The result will be a dog-and-pony show of academic commitment designed to launder a NBA image that is misperceived to begin with. Some of the players will have to pretend to be interested college students. Some of the colleges will have to pretend they don't know this.

Everyone but the kids will get rich, and then, somehow, after one year everything will be deemed OK.

"This keeps our scouts out of high school gyms," said Stern, whom sources within the NBA say became obsessed with the fact some of the American public view his league as too young, too immature and too loud for its own good.

His solution is a slap in the face to LeBron James, Shaun Livingston, Kevin Garnett, J.R. Smith and a generation of solid citizens who made the prom-to-pros jump with ease.

The sad part here is Stern knows all of this. He should have been strong enough to stand up to public criticism of his game, some of which undoubtedly is rooted in racism and comes from people who never, ever will be fans anyway.

Does one year post-high school turn a kid into a mature man? Should it matter at all? Is there anything wrong with a kid being a kid?

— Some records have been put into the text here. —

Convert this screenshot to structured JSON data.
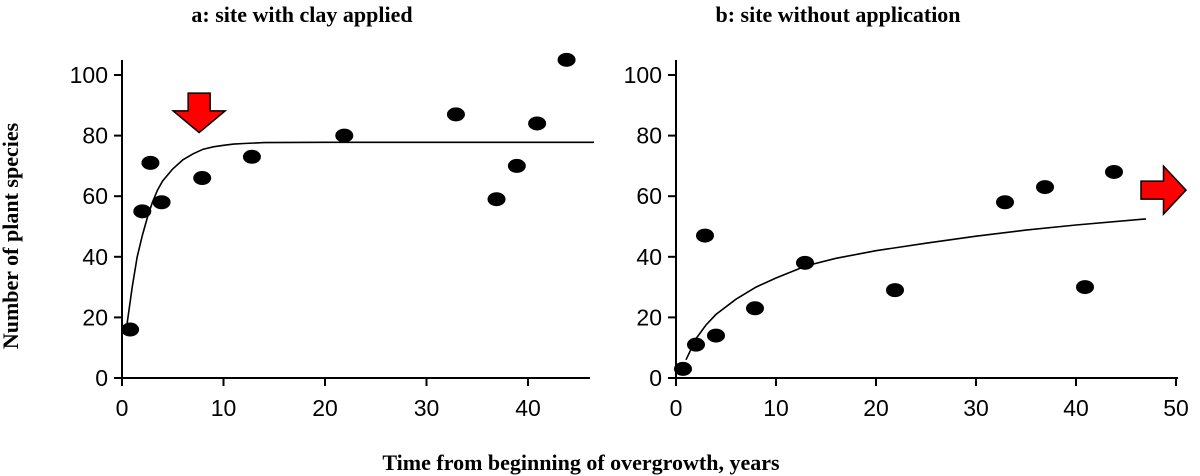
{
  "shared": {
    "ylabel": "Number of plant species",
    "xlabel": "Time from beginning of overgrowth, years"
  },
  "chart_data": [
    {
      "type": "scatter",
      "title": "a: site with clay applied",
      "xlim": [
        0,
        47
      ],
      "ylim": [
        0,
        100
      ],
      "xticks": [
        0,
        10,
        20,
        30,
        40
      ],
      "yticks": [
        0,
        20,
        40,
        60,
        80,
        100
      ],
      "points": [
        {
          "x": 0.8,
          "y": 16
        },
        {
          "x": 2,
          "y": 55
        },
        {
          "x": 2.8,
          "y": 71
        },
        {
          "x": 3.9,
          "y": 58
        },
        {
          "x": 7.9,
          "y": 66
        },
        {
          "x": 12.8,
          "y": 73
        },
        {
          "x": 21.9,
          "y": 80
        },
        {
          "x": 32.9,
          "y": 87
        },
        {
          "x": 36.9,
          "y": 59
        },
        {
          "x": 38.9,
          "y": 70
        },
        {
          "x": 40.9,
          "y": 84
        },
        {
          "x": 43.8,
          "y": 105
        }
      ],
      "fit_curve": {
        "x": [
          0.5,
          1,
          1.5,
          2,
          2.5,
          3,
          3.5,
          4,
          5,
          6,
          7,
          8,
          9,
          10,
          11,
          12,
          14,
          20,
          30,
          40,
          46.5
        ],
        "y": [
          18,
          30,
          40,
          47,
          53,
          58,
          62,
          65,
          69,
          72,
          74,
          75.5,
          76.3,
          76.8,
          77.2,
          77.4,
          77.7,
          77.8,
          77.8,
          77.8,
          77.8
        ]
      },
      "arrow": {
        "direction": "down",
        "x": 7.6,
        "y_top": 94,
        "y_tip": 81,
        "color": "#ff0000"
      }
    },
    {
      "type": "scatter",
      "title": "b: site without application",
      "xlim": [
        0,
        50
      ],
      "ylim": [
        0,
        100
      ],
      "xticks": [
        0,
        10,
        20,
        30,
        40,
        50
      ],
      "yticks": [
        0,
        20,
        40,
        60,
        80,
        100
      ],
      "points": [
        {
          "x": 0.7,
          "y": 3
        },
        {
          "x": 2,
          "y": 11
        },
        {
          "x": 2.9,
          "y": 47
        },
        {
          "x": 4,
          "y": 14
        },
        {
          "x": 7.9,
          "y": 23
        },
        {
          "x": 12.9,
          "y": 38
        },
        {
          "x": 21.9,
          "y": 29
        },
        {
          "x": 32.9,
          "y": 58
        },
        {
          "x": 36.9,
          "y": 63
        },
        {
          "x": 40.9,
          "y": 30
        },
        {
          "x": 43.8,
          "y": 68
        }
      ],
      "fit_curve": {
        "x": [
          1,
          2,
          3,
          4,
          6,
          8,
          10,
          13,
          16,
          20,
          25,
          30,
          35,
          40,
          47
        ],
        "y": [
          6,
          13,
          17.5,
          21,
          26,
          30,
          33,
          37,
          39.5,
          42,
          44.5,
          46.8,
          48.8,
          50.5,
          52.5
        ]
      },
      "arrow": {
        "direction": "right",
        "x_left": 46.5,
        "x_tip": 51,
        "y": 62,
        "color": "#ff0000"
      }
    }
  ]
}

Take Marvin Williams, who spent Stern's desired one season at North Carolina and now is slated to be the No. 2 pick in Tuesday's draft. He was asked what he would be doing Monday night.

"Watching TV," Williams said. "I like cartoons. Anything on Nickelodeon."

Nickelodeon?

"I like SpongeBob," Williams said. "SpongeBob is OK."

SpongeBob SquarePants?

This is maturity?

No, this is just an un-American, if not unconstitutional, rule that also is completely illogical.

Everyone who has been to college understands that time on campus can have a value that money can't measure. They also know that forcing someone who doesn't want to be there (athlete or not) rarely produces that value.

You can spend six years at college and still be fascinated by a cartoon for little kids. You can be fresh from the high school ranks and be ready to run your own multimillion-dollar business.

Neither one makes you better than the other.

It is about the individual. It is about the opportunity. It is about the American ideal of letting an adult fail or succeed on his own merits.

It's not about scoring PR points by pretending to protect the young.

A year ago, David Stern had no problem trying to set up one of these supposedly disadvantaged prep players for potential national-television embarrassment if it served his bottom line.

The kid was too smart to fall for it. Sebastian Telfair didn't need college to know better.